Practicing Creativity

French & Italian Savory Truffles and the Best Way to Affordably Get That Taste

Provence and Dordogne black winter truffles (Photo:

Have you ever tasted a fresh French truffle? If you answer 'No' you're not alone. Before moving to France twenty years ago I hadn't either. I'd only read about them in Peter Mayle's Provence books and wondered if they tasted as good as he made out.

Yes, they do.

A truffle hunting dog (Photo:

European savory truffles are a type of fungi found near the roots of oak trees and are related to mushrooms. They are sniffed out by specially trained dogs and pigs (yes, pigs) and are only harvested in the wild, which means from one year to the next you don't know how many you'll find. A bit garlic, a bit mushroom, a bit butter...they have a pungent, rich, full-bodied flavor unlike anything else I have ever tasted.

A black winter truffle (Photo:

French black truffles ( Périgord truffles) are found predominantly in the Burgundy and Dordogne regions of France. Black summer truffles are harvested May through September, black winter truffles are harvested November through January and are considered better in taste than the summer ones. White, or Alba truffles are found in the Piedmont and Umbria regions of Italy and are considered the Rolls Royce of truffles. These delicacies carry a price tag reflecting their rarity. In 2019, winter black truffles were selling around $93.00 USD an ounce, white truffles were going for around $214.00 an ounce. This explains why they're sometimes referred to as black and white diamonds.

If you can afford it, buy fresh truffles, there is no true substitute. Unfortunately, I don't know too many people who can afford to buy fresh truffles on a regular basis; I know I can't. For me they'll have to stay a special rare treat. But, there are ways to affordably get that truffle taste. No, not exactly like fresh, but pretty darn close.

What you have to be careful about when looking at truffle substitues and truffle labelled products are the actual ingredients. In France, there are laws as to how truffle derived products can be sold. If you see something sold as 'aromatisé', 'saveur' or 'goût de truffe' (which would translate to 'flavored', 'seasoning', or 'taste of' in English) no real truffle has to be included. It can be just the 'aroma' of truffle. That doesn't mean it's a bad tasting product per say, but it's worth looking at the ingredient list before you buy. You don't want to pay a lot for something labeled as truffle, that contains no real truffle at all! 
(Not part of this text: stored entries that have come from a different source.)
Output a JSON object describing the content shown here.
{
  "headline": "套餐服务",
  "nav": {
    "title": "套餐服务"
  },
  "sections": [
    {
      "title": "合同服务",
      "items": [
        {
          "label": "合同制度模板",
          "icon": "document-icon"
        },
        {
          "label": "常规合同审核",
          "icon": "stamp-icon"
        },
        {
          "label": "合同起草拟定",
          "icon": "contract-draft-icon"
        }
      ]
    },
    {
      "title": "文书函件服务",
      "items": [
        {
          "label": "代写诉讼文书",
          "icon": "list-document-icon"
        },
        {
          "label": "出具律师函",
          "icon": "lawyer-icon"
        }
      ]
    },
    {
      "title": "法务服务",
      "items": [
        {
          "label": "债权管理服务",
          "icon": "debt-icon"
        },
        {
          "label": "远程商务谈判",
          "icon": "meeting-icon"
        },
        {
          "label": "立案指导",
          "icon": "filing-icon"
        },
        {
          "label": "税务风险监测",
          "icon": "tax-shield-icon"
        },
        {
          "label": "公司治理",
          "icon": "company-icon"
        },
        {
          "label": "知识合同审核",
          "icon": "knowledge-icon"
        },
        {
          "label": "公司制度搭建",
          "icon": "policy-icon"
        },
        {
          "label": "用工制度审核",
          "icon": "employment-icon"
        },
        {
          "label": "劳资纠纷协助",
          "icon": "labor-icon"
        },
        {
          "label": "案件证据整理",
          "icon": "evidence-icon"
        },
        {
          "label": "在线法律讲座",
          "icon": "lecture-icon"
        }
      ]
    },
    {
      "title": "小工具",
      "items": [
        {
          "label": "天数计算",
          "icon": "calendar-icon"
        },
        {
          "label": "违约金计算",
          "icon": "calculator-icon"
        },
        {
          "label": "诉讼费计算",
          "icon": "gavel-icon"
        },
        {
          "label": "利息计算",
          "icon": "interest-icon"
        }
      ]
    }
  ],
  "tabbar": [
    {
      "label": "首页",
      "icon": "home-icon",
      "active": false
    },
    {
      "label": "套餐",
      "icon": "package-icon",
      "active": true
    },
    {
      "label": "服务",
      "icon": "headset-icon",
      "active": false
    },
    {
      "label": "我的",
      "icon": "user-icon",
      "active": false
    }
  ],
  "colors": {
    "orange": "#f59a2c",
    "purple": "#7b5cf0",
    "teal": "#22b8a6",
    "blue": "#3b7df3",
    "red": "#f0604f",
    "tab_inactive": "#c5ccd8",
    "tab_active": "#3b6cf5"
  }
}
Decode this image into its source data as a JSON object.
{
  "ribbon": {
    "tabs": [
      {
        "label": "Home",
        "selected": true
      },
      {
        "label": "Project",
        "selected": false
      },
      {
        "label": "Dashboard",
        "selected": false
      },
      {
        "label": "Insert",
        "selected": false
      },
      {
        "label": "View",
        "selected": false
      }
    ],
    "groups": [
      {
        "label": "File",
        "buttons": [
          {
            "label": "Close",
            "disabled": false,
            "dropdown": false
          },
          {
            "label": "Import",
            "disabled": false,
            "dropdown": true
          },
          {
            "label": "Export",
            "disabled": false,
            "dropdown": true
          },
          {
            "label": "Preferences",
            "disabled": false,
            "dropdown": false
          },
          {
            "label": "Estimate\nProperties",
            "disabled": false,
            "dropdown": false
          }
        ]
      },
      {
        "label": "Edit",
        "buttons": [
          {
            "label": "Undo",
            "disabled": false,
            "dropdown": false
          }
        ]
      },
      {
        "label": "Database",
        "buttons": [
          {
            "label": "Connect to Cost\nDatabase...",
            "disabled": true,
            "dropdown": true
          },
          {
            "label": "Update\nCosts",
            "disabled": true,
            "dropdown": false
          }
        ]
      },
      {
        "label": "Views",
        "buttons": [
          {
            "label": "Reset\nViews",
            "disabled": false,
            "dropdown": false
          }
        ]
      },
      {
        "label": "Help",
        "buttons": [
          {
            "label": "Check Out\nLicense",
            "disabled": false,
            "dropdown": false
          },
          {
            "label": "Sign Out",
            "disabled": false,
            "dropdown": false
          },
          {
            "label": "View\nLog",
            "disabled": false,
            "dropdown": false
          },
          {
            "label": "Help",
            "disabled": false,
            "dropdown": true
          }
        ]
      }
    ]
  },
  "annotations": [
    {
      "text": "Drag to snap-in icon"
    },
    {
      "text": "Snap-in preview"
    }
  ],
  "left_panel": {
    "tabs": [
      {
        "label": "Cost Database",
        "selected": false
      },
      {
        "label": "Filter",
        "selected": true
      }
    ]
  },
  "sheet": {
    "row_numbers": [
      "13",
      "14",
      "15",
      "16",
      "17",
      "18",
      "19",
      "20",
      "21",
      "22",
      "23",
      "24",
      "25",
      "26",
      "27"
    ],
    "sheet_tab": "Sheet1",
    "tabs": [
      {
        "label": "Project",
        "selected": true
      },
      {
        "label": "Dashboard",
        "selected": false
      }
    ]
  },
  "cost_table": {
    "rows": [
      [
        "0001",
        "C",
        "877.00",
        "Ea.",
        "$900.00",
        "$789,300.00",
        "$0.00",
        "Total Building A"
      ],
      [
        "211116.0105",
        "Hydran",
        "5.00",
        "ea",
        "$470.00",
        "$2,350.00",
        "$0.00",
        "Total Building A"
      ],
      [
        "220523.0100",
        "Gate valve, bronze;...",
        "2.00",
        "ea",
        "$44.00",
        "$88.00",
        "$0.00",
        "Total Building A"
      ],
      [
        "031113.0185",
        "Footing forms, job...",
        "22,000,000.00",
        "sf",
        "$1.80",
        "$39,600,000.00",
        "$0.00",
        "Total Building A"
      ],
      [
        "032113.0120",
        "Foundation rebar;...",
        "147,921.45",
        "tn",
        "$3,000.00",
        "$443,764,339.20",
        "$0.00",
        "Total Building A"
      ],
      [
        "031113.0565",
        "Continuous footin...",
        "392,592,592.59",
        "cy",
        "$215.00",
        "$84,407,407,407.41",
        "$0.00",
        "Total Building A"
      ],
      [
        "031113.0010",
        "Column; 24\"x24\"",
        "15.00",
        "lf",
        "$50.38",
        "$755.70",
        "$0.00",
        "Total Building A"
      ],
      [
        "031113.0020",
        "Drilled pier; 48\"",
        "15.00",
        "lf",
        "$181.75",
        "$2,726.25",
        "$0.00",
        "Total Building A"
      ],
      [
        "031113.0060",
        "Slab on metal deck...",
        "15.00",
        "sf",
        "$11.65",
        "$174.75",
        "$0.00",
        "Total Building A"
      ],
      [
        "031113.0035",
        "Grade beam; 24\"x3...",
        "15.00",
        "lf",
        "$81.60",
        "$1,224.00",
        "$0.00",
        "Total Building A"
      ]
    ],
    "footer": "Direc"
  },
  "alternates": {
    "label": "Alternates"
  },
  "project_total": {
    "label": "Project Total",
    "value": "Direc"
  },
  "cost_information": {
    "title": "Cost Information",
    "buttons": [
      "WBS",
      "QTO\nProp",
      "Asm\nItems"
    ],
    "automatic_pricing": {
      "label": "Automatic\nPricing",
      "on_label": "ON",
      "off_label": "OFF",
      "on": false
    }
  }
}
If something is sold as 'à la truffe' (with truffle), it must have at least 1% minimum truffle and if it's being sold as 'truffé' (truffled) it must have 3% minimum truffle. Of course, French labeling laws would not apply in the States, but again, this is something to keep in mind. It's always better to read the ingredients and know what you're getting.

Sabatino Truffle Zest – front and center in my spice cabinet

Don't let any of that put you off trying a truffle derived product. There are some very tasty ones out there, especially oils, which I use often. And then there is the Italian Sabatino's Tartufi Truffle Zest, which has become a staple in my kitchen (note – Sabatino's is not giving me anything for this recommendation – but I wish they would, they sell fresh truffles, too!). This seasoning has 1% real truffle (at least in Europe, best check the label in the States) and has a consistency like garlic powder. You can add it to just about anything. I like it in scrambled eggs, omelettes, sautéed mushrooms, and fresh mayonnaise, to name but a few. Seattle Cousin visited us last fall and we introduced him to it. He loved it and bought some while he was here. Once home, he quickly used it up and was pleased to be able to find a replacement in the States. I, however, was not pleased...I found out it's less expensive in the States than here. Go figure.


  1. Very interesting!! I have heard about truffles but never really looked up what they were. When I hear "truffle" I think chocolate. lol The price of them is crazy!! I don't know if I could justify the cost.....though if they weren't so good they wouldn't be sold at that price so....

    1. They really are delicious! But, alas...the price is somewhat off putting for the fresh ones.

  2. I've never had an actual truffle, just truffle-flavored things and they were not real I don't know if I got the essence of a truffle or not! Your story is very interesting, and I never saw a photo of the inside of one. Also, isn't that funny that this seasoning is cheaper in the States than where you live??

    1. I think sometimes things are less expensive in the States because the market is bigger. And then, sometimes what might look like the same product isn't. Ingredients in Europe will be different than ingredients in the States. Like coke for example, a coke in France has different ingredients and a different taste than a coke in the US!

  3. Peter Mayle's Provence books certainly are enjoyable. I have not heard of the truffle seasoning. Though we did enjoy truffles while vacationing in France.